As he continues his tour, Latterman explains that the stone walls surrounding portions of the estate were made from the rocks that farmers had cleared from their fields during the winter.

Walking through the woods, one will notce the absence of slate or stone walkways, which sometimes contrast with the softness of the woods. "The professor did not like cement sidewalks," said Latterman. "This is why I made, and still repair the wooden sidewalks."

With all the quaint features about the houses and the personal touches of the walkways and gardens, the trees are still the stars of the show, with marked paths winding through the woods.

The arboretum includes a pine forest, over thirty species of trees, a countless amount of shrubbery and a brilliant collection of flowers.

Friday, May 3, 2013

A Small Victory at Herrontown Woods

(originally posted at PrincetonNatureNotes.org, April 26, 2009--Herrontown Woods being Princeton's first dedicated nature preserve, donated by the Veblens in 1957) 

Most people know about the big victory won at the Princeton Battlefield in 1777. Few have heard, however, of the small victory of 2009 that took place at Herrontown Woods, on the other side of town, on a sunny afternoon in late April.

There, the mighty resistance of an eight year old to taking a walk in the woods was overcome by an irresistible alliance of rocks and water.

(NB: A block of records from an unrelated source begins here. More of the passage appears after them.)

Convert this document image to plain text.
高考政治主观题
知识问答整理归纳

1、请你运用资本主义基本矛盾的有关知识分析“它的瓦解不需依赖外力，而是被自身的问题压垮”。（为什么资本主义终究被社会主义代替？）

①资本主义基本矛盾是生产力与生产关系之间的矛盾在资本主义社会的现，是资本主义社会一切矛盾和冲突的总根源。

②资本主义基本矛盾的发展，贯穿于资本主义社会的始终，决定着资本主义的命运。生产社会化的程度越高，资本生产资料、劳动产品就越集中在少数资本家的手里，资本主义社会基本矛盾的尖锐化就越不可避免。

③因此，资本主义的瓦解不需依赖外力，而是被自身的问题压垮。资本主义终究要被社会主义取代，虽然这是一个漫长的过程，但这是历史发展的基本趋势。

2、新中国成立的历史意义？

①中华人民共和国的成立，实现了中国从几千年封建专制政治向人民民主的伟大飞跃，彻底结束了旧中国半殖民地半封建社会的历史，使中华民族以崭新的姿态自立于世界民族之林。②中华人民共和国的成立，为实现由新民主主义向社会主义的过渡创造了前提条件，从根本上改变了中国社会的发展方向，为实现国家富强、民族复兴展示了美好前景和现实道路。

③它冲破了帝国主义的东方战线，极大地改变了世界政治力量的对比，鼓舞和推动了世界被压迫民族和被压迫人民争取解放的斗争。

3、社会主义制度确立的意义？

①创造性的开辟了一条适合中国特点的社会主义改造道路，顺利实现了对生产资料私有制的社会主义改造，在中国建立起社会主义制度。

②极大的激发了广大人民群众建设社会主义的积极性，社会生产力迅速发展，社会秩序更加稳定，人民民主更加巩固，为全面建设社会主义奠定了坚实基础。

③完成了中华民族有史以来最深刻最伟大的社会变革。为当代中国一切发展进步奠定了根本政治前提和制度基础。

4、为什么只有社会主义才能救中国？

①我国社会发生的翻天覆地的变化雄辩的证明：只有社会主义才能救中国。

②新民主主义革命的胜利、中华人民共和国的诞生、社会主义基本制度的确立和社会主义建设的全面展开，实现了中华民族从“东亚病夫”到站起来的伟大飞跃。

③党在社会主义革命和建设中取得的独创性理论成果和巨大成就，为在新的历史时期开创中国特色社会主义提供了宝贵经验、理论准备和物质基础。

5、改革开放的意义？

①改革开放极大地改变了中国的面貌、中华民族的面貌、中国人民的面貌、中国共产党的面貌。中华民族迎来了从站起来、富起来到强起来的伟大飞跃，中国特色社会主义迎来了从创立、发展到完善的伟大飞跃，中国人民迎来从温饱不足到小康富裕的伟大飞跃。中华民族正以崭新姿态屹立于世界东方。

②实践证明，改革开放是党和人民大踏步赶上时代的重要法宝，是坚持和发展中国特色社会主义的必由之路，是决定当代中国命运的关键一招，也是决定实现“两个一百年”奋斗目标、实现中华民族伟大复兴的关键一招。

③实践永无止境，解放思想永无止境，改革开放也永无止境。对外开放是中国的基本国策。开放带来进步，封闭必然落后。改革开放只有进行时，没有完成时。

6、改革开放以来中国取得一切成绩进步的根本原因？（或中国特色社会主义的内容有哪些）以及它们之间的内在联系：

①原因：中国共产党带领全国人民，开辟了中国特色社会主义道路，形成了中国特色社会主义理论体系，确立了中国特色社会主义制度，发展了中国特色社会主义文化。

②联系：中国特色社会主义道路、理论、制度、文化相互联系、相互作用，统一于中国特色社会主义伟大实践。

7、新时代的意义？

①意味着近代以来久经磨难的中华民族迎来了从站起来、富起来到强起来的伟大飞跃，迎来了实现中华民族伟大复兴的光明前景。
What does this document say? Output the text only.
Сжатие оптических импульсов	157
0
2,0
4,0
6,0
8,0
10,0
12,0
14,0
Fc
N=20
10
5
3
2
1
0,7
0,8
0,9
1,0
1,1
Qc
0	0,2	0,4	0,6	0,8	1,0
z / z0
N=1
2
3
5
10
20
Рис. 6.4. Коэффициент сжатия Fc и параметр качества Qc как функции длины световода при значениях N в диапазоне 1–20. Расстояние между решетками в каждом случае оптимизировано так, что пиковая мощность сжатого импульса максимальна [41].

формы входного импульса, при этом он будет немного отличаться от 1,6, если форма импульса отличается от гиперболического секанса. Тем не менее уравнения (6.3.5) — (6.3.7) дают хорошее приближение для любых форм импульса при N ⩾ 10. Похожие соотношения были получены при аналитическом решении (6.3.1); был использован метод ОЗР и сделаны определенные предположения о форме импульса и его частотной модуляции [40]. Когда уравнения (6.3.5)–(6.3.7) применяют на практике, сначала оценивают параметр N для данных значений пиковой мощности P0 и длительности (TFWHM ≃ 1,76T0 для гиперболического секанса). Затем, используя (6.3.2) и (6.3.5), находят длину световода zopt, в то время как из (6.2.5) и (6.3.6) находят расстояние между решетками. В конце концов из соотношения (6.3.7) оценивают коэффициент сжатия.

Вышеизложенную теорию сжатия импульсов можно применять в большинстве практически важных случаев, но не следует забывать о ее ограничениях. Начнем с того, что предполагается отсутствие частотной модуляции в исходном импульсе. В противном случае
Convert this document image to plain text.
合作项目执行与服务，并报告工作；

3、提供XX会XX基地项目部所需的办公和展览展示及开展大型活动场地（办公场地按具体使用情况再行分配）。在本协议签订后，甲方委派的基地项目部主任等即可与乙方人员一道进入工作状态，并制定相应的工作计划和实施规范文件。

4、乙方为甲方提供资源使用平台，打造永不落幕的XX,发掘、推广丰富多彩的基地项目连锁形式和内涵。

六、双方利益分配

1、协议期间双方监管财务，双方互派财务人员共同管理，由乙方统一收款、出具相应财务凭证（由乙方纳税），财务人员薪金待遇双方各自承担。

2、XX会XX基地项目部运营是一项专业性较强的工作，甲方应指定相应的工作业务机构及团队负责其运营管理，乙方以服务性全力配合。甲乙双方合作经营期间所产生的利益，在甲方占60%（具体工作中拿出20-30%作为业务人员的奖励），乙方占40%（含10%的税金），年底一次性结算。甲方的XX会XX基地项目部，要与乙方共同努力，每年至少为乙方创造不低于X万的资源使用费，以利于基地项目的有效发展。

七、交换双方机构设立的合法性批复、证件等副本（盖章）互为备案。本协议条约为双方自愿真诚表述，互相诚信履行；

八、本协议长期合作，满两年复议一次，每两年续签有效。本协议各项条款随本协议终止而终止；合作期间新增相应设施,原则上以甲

Strident complaint dissolved into "Daddy, look at this!", as we headed upstream towards a picnic in a boulder field.

Contributing to the rout of homebound entertainment media was a frog presiding over a reflected forest.

Plenty of auxiliary forces were on hand, effective mostly with the accompanying adult. The opening buds of a witch hazel.

Some interesting stuff on the forest floor--here, a reddish-brown spiny fruit of the sweetgum, a flowering wood anemone, and some leaves of trout lily.

And the fiddle heads of Christmas fern perched on boulders.

Even the trails were strategically rock-strewn to add sport and comfort to the way home.

Thursday, May 2, 2013

George Dyson on Veblen's Role in Preserving the Institute Woods

If you missed George Dyson's March 21 talk at DR Greenway, entitled "Princeton's Christopher Robin - Oswald Veblen and the Six Hundred-Acre Woods", here's a link to a high definition video, posted by videographer Kurt Tazelaar: https://vimeo.com/63494165.

(May 4 update: technical difficulties seem to have made the photo and "play" button disappear, but the link should work)

Realizing I was going to be arriving back in town too late to hear the talk, I asked Kurt Tazelaar if he could videotape the presentation. He and Sally Curtis were willing, DR Greenway and George Dyson gave permission, and after considerable work by Kurt and Sally to put it in finished form, it was posted online.

Among other things, George describes how Oswald Veblen's grandparents lost their land in Norway due to a crooked lawyer, and how this may have fed Oswald's passion for land acquisition. Other insights in the talk include thinking of Veblen--who argued early on in favor of the Institute for Advanced Study acquiring considerable land, and then did much of the legwork and negotiating to acquire the first 600 acres--as the bridge between the Institute's intellects and the land on which they do their thinking.

The video also includes a charming intro by George's father, Freeman Dyson, and some photos and description of the years George spent living in a treehouse. The latter plays in to a theme that's been coming up more recently related to the project--the movement in architecture to design ultra-small houses.

Thanks to George, Kurt, Sally and the DR Greenway for making this video possible.